Summary: ESR 1 ≥ 30 mm/h is a sensitive marker with high NPV for predicting renal involvement in febrile UTI. Traditional urine inflammatory markers including dipstick and urinary sediment parameters (severity of pyuria, urine SG and proteinuria) are not sensitive and specific indexes for predicting renal involvement in children with febrile UTI. This was true for non-specific traditional serologic markers such as CRP and WBC count and differential cell count.

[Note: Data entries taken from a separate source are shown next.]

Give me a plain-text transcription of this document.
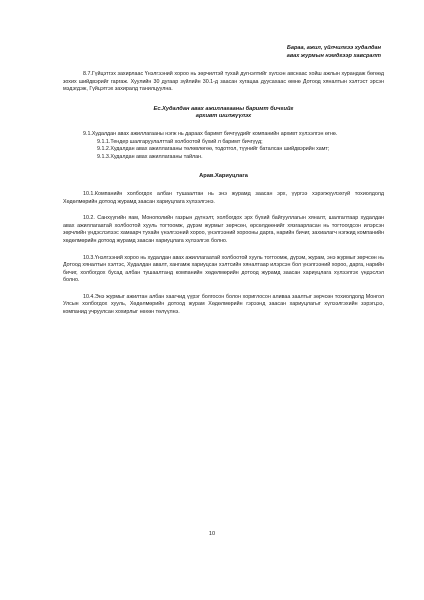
Бараа, ажил, үйлчилгээ худалдан
авах журмын нэмдгээр хавсралт

8.7.Гүйцэтгэх захирлаас Үнэлгээний хороо нь зөрчилтэй тухай дүгнэлтийг хүлээн авснаас хойш ажлын хурандаж бөгөөд зохих шийдвэрийг гаргаж. Хуулийн 30 дугаар зүйлийн 30.1-д заасан хугацаа дуусахаас өмнө Дотоод хяналтын хэлтэст эрсэн мэдэгдэж, Гүйцэтгэх захиралд танилцуулна.

Ес.Худалдан авах ажиллагааны баримт бичгийг

архивт шилжүүлэх

9.1.Худалдан авах ажиллагааны нэгж нь дараах баримт бичгүүдийг компанийн архивт хүлээлгэн өгнө.

9.1.1.Тендер шалгаруулалттай холбоотой бүхий л баримт бичгүүд;

9.1.2.Худалдан авах ажиллагааны төлөвлөгөө, тодотгол, түүнийг баталсан шийдвэрийн хамт;

9.1.3.Худалдан авах ажиллагааны тайлан.

Арав.Хариуцлага

10.1.Компанийн холбогдох албан тушаалтан нь энэ журамд заасан эрх, үүргээ хэрэгжүүлэхгүй тохиолдолд Хөдөлмөрийн дотоод журамд заасан хариуцлага хүлээлгэнэ.

10.2. Санхүүгийн яам, Монополийн газрын дүгнэлт, холбогдох эрх бүхий байгууллагын хяналт, шалгалтаар худалдан авах ажиллагаатай холбоотой хууль тогтоомж, дүрэм журмыг зөрчсөн, өрсөлдөөнийг хязгаарласан нь тогтоогдсон илэрсэн зөрчлийн үндэслэлээс хамаарч тухайн үнэлгээний хороо, үнэлгээний хорооны дарга, нарийн бичиг, захиалагч нэгжид компанийн хөдөлмөрийн дотоод журамд заасан хариуцлага хүлээлгэх болно.

10.3.Үнэлгээний хороо нь худалдан авах ажиллагаатай холбоотой хууль тогтоомж, дүрэм, журам, энэ журмыг зөрчсөн нь Дотоод хяналтын хэлтэс, Худалдан авалт, хангамж хариуцсан хэлтсийн хяналтаар илэрсэн бол үнэлгээний хороо, дарга, нарийн бичиг, холбогдох бусад албан тушаалтанд компанийн хөдөлмөрийн дотоод журамд заасан хариуцлага хүлээлгэх үндэслэл болно.

10.4.Энэ журмыг ажилтан албан хаагчид үүрэг болгосон болон хориглосон аливаа заалтыг зөрчсөн тохиолдолд Монгол Улсын холбогдох хууль, Хөдөлмөрийн дотоод журам Хөдөлмөрийн гэрээнд заасан хариуцлагыг хүлээлгэхийн зэрэгцээ, компанид учруулсан хохирлыг нөхөн төлүүлнэ.

10
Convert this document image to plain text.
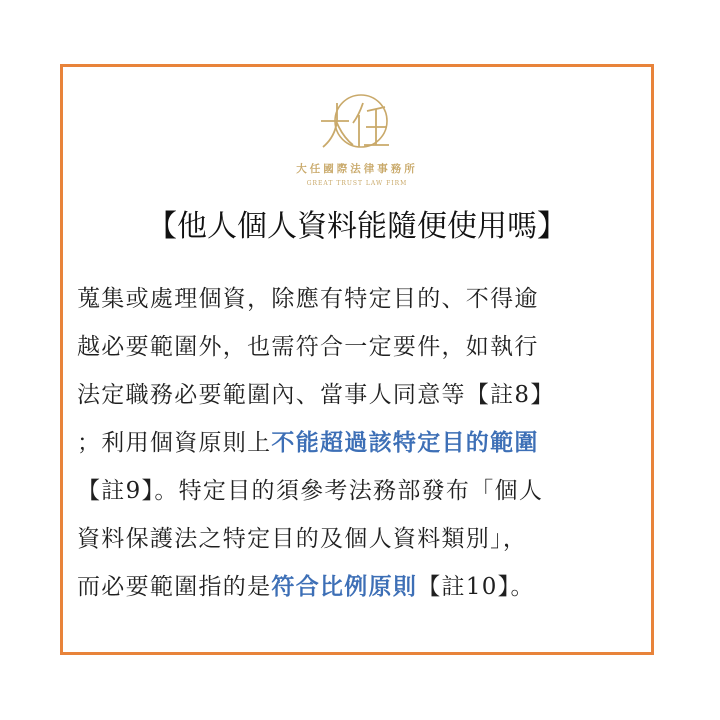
大任國際法律事務所
GREAT TRUST LAW FIRM
【他人個人資料能隨便使用嗎】
蒐集或處理個資，除應有特定目的、不得逾
越必要範圍外，也需符合一定要件，如執行
法定職務必要範圍內、當事人同意等【註8】
；利用個資原則上不能超過該特定目的範圍
【註9】。特定目的須參考法務部發布「個人
資料保護法之特定目的及個人資料類別」，
而必要範圍指的是符合比例原則【註10】。
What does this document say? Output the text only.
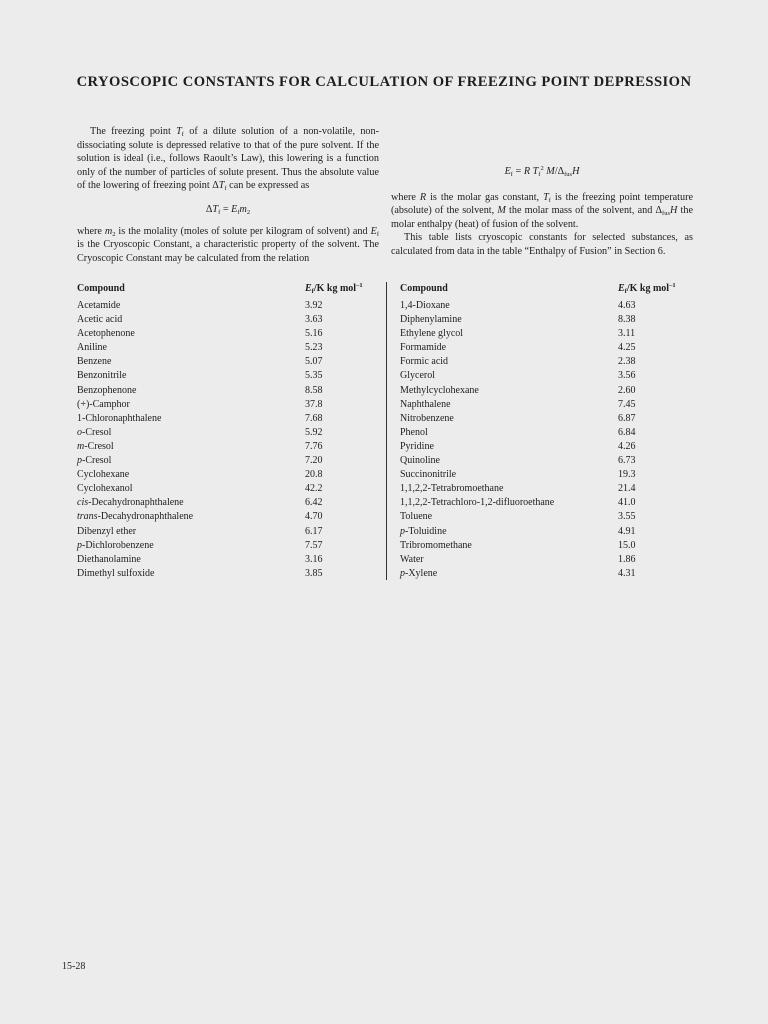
CRYOSCOPIC CONSTANTS FOR CALCULATION OF FREEZING POINT DEPRESSION

The freezing point $T_f$ of a dilute solution of a non-volatile, non-dissociating solute is depressed relative to that of the pure solvent. If the solution is ideal (i.e., follows Raoult’s Law), this lowering is a function only of the number of particles of solute present. Thus the absolute value of the lowering of freezing point $\Delta T_f$ can be expressed as

$\Delta T_f = E_fm_2$

where $m_2$ is the molality (moles of solute per kilogram of solvent) and $E_f$ is the Cryoscopic Constant, a characteristic property of the solvent. The Cryoscopic Constant may be calculated from the relation

$E_f = R$ $T_f^2$ $M/\Delta_{fus}H$

where R is the molar gas constant, $T_f$ is the freezing point temperature (absolute) of the solvent, M the molar mass of the solvent, and $\Delta_{fus}H$ the molar enthalpy (heat) of fusion of the solvent.

This table lists cryoscopic constants for selected substances, as calculated from data in the table “Enthalpy of Fusion” in Section 6.

Compound	$E_f/K$ kg mol$^{-1}$
Acetamide	3.92
Acetic acid	3.63
Acetophenone	5.16
Aniline	5.23
Benzene	5.07
Benzonitrile	5.35
Benzophenone	8.58
(+)-Camphor	37.8
1-Chloronaphthalene	7.68
o-Cresol	5.92
m-Cresol	7.76
p-Cresol	7.20
Cyclohexane	20.8
Cyclohexanol	42.2
cis-Decahydronaphthalene	6.42
trans-Decahydronaphthalene	4.70
Dibenzyl ether	6.17
p-Dichlorobenzene	7.57
Diethanolamine	3.16
Dimethyl sulfoxide	3.85
Compound	$E_f/K$ kg mol$^{-1}$
1,4-Dioxane	4.63
Diphenylamine	8.38
Ethylene glycol	3.11
Formamide	4.25
Formic acid	2.38
Glycerol	3.56
Methylcyclohexane	2.60
Naphthalene	7.45
Nitrobenzene	6.87
Phenol	6.84
Pyridine	4.26
Quinoline	6.73
Succinonitrile	19.3
1,1,2,2-Tetrabromoethane	21.4
1,1,2,2-Tetrachloro-1,2-difluoroethane	41.0
Toluene	3.55
p-Toluidine	4.91
Tribromomethane	15.0
Water	1.86
p-Xylene	4.31
15-28
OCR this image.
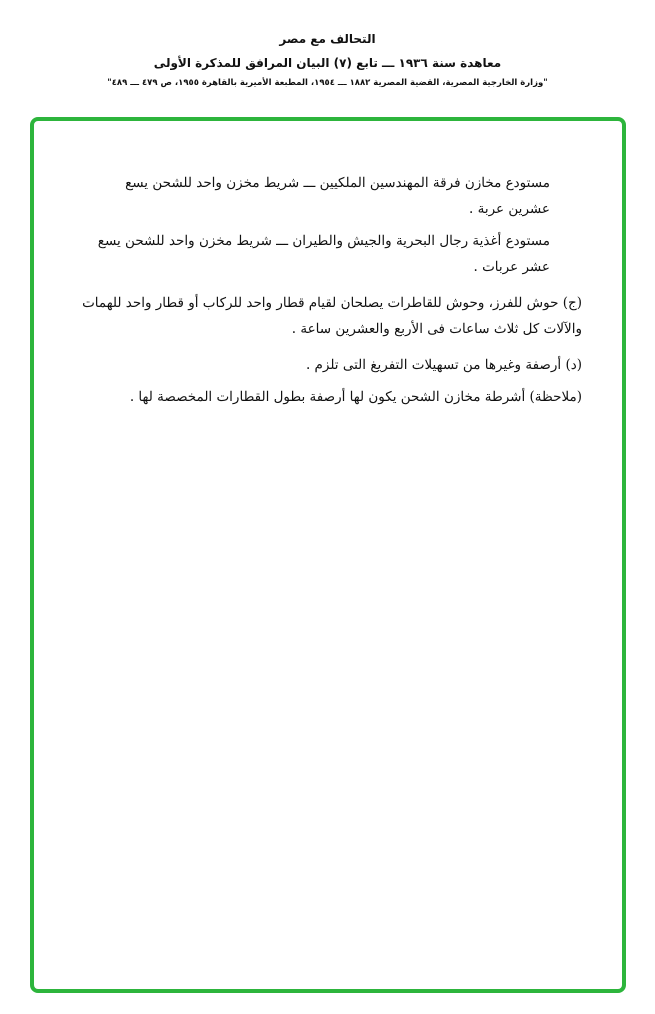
التحالف مع مصر
معاهدة سنة ١٩٣٦ ـــ تابع (٧) البيان المرافق للمذكرة الأولى
"وزارة الخارجية المصرية، القضية المصرية ١٨٨٢ ـــ ١٩٥٤، المطبعة الأميرية بالقاهرة ١٩٥٥، ص ٤٧٩ ـــ ٤٨٩"

مستودع مخازن فرقة المهندسين الملكيين ـــ شريط مخزن واحد للشحن يسع عشرين عربة .

مستودع أغذية رجال البحرية والجيش والطيران ـــ شريط مخزن واحد للشحن يسع عشر عربات .

(ج) حوش للفرز، وحوش للقاطرات يصلحان لقيام قطار واحد للركاب أو قطار واحد للهمات والآلات كل ثلاث ساعات فى الأربع والعشرين ساعة .

(د) أرصفة وغيرها من تسهيلات التفريغ التى تلزم .

(ملاحظة) أشرطة مخازن الشحن يكون لها أرصفة بطول القطارات المخصصة لها .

Limitations of our study: Among index tests used in the current study, only kidney US was a test that undoubtedly is operator dependent. The other index tests were reported as standard methods that did not seem operator dependent. Lack of measuring inter-raters and intra-rater reliability for kidney US was a main limitation of our study, but for other index tests and also reference standard, measuring reliability was not necessary. Our study included low sample size and negative results such as low sensitivity and specificity of tests may be affected by this factor. Therefore, conducting a study with similar design and sufficient patients’ number will be more informative, but the positive results are valuable including high sensitivity of ESR ≥ 30 mm/h.